La date limite de remise des offres fermes doit être arrêtée par le Conseil de Surveillance qui se tiendra le 14 juin. Le consortium Pigasse, Bergé, Niel a cependant fait savoir qu'il était "prêt, dès aujourd'hui, à remettre une offre définitive après confirmation de cette date limite, et dans le cadre d'un calendrier commun à tous les candidats potentiels", souligne le communiqué.

Le groupe Le Monde, qui comprend le quotidien et son site internet, les magazines La Vie, Télérama, Courrier international et Le Monde diplomatique et une filiale imprimerie, est étranglé par les dettes et doit trouver d'ici la fin du mois plusieurs dizaines de millions d'euros pour assurer son avenir. Le groupe de presse espagnol Prisa, déjà actionnaire du groupe Le Monde, avait exprimé son intérêt de même que le trio composé du banquier de Lazard Matthieu Pigasse, du mécène Pierre Bergé et du fondateur de Free, Xavier Niel.

Claude Perdriel, PDG du Nouvel Observateur, a confirmé à Reuters avoir déposé une lettre d'intention pour la reprise du Monde visa une holding spécialement créée et dotée de 80 millions d'euros. Il contrôlera cette holding qui accueillera des partenaires minoritaires. Les groupes suisse Ringier et italien L'Espresso ont jeté l'éponge cette semaine. Jeudi, le directeur général d'Orange, Stéphane Richard, a déclaré que l'opérateur était prêt à consacrer si nécessaire quelques dizaines de millions d'euros au Monde.

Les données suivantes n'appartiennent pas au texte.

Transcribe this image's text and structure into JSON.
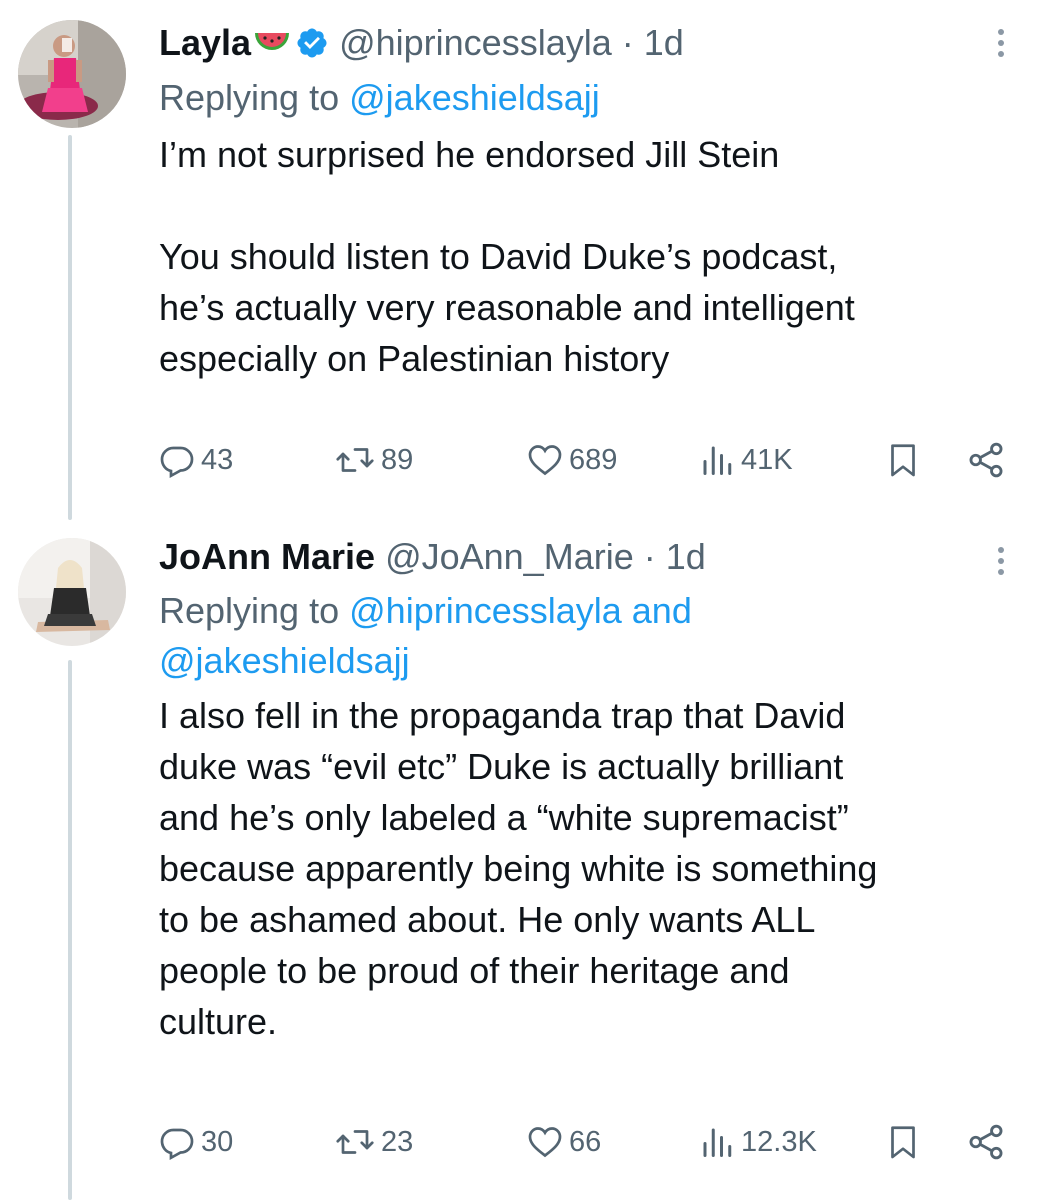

Selon une source interne, lors du rendez-vous entre Eric Fottorino et Nicolas Sarkozy, ce dernier "a clairement affiché son opposition à l'offre de Pigasse, Niel, Bergé". Le chef de l'Etat "a menacé de ne pas donner des aides de l'Etat pour le sauvetage de l'imprimerie du Monde si le trio était choisi", a ajouté cette source.

L'ÉCHÉANCE POUR LES OFFRES REPORTÉE ?

Des commentateurs voient dans cette offre une machine de guerre pour le parti socialiste en vue de l'élection présidentielle de 2012. Matthieu Pigasse, 41 ans, directeur général de Lazard France et propriétaire du magazine les Inrockuptibles, a travaillé dans les cabinets de Dominique Strauss-Kahn et Laurent Fabius au ministère de l'Economie. Pierre Bergé, connus pour ses sympathies socialistes, finance en partie, entre autres, les bureaux de Ségolène Royal à Paris.

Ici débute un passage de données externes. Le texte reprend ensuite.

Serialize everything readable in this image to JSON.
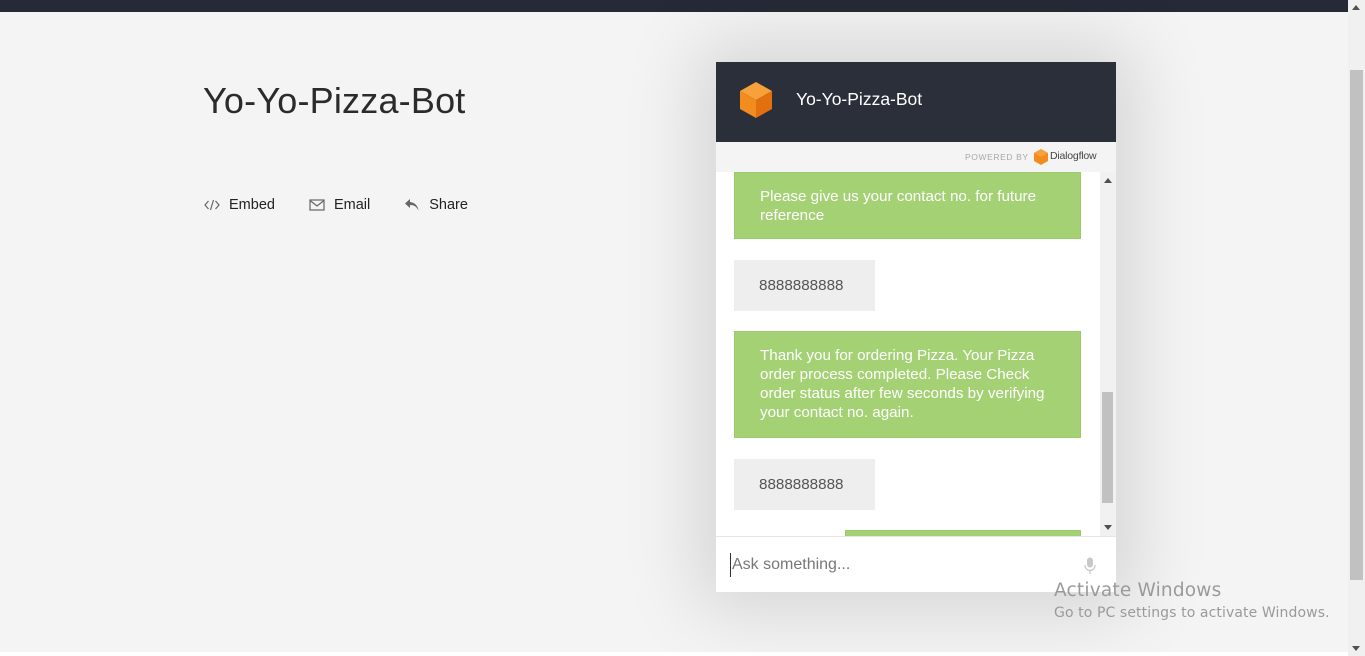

Selon le site internet des Echos, Claude Perdriel aurait demandé à la banque Calyon un délai jusqu'au début de la semaine prochaine pour déposer une offre ferme. Faute de temps pour évaluer les offres, les décisions sur le calendrier et la date des offres finales seront prises lundi lors de la réunion du conseil de surveillance du Monde. La Société des rédacteurs du Monde a proposé de repousser la date-butoir pour les offres jusqu'au 21 juin, la direction penche pour le 18 juin, a dit une source interne au Monde.

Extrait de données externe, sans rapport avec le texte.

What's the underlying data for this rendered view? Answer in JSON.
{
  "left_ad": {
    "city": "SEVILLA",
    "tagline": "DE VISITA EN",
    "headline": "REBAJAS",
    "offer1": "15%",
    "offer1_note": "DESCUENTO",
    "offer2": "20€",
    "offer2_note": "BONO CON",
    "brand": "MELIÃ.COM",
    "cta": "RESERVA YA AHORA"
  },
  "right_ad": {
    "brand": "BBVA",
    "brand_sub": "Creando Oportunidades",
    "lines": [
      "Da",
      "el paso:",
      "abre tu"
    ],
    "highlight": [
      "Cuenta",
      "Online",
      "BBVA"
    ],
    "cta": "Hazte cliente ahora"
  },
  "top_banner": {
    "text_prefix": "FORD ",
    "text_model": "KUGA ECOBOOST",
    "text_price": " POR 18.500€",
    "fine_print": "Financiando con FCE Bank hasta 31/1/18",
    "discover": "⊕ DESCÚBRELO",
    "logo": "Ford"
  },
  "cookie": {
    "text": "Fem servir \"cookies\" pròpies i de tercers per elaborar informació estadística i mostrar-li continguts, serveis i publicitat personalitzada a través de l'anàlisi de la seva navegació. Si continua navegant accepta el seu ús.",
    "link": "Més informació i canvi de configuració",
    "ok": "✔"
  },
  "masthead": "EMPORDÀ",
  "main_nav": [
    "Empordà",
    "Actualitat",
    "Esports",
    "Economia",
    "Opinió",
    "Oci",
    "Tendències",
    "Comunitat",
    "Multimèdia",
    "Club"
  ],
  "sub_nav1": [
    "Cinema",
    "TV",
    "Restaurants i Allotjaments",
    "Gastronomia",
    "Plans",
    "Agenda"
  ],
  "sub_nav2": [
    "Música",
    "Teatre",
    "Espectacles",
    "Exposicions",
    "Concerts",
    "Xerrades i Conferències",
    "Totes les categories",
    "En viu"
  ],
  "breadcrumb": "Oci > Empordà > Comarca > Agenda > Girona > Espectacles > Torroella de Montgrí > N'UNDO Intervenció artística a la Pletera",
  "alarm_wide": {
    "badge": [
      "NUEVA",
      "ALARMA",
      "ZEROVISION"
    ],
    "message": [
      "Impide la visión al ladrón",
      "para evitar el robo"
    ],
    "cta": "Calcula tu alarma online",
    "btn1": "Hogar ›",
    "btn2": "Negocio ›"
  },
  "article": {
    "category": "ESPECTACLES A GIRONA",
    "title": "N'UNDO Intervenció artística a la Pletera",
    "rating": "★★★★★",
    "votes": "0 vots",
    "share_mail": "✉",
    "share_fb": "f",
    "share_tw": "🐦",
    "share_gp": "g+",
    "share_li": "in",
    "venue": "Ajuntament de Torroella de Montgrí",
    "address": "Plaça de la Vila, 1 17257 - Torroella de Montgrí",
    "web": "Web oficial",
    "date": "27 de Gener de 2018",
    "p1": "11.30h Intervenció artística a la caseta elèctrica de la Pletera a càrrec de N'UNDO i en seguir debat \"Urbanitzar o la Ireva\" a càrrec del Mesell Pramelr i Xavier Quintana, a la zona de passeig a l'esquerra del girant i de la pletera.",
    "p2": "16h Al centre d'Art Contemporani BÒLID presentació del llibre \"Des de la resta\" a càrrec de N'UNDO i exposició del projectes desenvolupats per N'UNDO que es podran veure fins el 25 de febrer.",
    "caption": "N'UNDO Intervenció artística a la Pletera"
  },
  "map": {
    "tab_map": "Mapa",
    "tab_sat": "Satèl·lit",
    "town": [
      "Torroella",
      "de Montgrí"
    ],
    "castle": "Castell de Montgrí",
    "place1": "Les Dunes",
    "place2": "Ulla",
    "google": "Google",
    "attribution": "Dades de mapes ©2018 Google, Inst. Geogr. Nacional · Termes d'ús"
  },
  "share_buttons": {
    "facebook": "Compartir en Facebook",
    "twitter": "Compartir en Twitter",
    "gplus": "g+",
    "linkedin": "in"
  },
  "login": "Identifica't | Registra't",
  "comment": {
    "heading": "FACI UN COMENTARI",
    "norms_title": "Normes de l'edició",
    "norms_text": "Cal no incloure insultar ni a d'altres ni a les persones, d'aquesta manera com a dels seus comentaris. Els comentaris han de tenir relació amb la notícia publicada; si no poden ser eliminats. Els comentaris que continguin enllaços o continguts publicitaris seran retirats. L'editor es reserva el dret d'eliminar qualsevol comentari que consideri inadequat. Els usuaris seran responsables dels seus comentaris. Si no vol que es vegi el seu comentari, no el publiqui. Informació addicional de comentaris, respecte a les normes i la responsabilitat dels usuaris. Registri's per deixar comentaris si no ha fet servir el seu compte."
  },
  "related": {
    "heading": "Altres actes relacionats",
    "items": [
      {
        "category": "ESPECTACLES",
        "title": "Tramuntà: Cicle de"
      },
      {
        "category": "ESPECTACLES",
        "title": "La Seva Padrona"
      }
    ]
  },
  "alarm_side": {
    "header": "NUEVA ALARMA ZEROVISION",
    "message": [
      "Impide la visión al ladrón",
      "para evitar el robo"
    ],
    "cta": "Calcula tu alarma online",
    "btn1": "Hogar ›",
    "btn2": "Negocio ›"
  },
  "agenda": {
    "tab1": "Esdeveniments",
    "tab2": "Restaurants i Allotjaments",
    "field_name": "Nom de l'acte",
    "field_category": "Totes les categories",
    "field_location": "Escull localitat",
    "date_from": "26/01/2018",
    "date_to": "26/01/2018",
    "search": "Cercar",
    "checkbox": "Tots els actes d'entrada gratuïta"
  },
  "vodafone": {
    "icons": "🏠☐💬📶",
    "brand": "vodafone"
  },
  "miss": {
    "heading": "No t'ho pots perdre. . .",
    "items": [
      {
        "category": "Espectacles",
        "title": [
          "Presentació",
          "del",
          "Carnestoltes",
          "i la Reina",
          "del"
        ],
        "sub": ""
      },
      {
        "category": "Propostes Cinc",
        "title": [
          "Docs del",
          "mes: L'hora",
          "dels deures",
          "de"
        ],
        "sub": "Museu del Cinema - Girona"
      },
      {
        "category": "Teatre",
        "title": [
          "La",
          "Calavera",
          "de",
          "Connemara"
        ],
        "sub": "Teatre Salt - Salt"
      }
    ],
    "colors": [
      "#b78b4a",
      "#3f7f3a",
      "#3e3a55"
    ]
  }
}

Pour l'instant, la SRM, qui s'est réunie en assemblée générale jeudi, n'a pas exprimé de préférence entre les offres annoncées. Certains commentateurs s'interrogent sur les motivations de France Télécom pour un groupe de presse abritant un quotidien aussi influent que Le Monde. Ancien directeur de cabinet de la ministre de l'Economie Christine Lagarde, Stéphane Richard dirige un groupe dont l'Etat détient toujours directement et indirectement près de 27% du capital.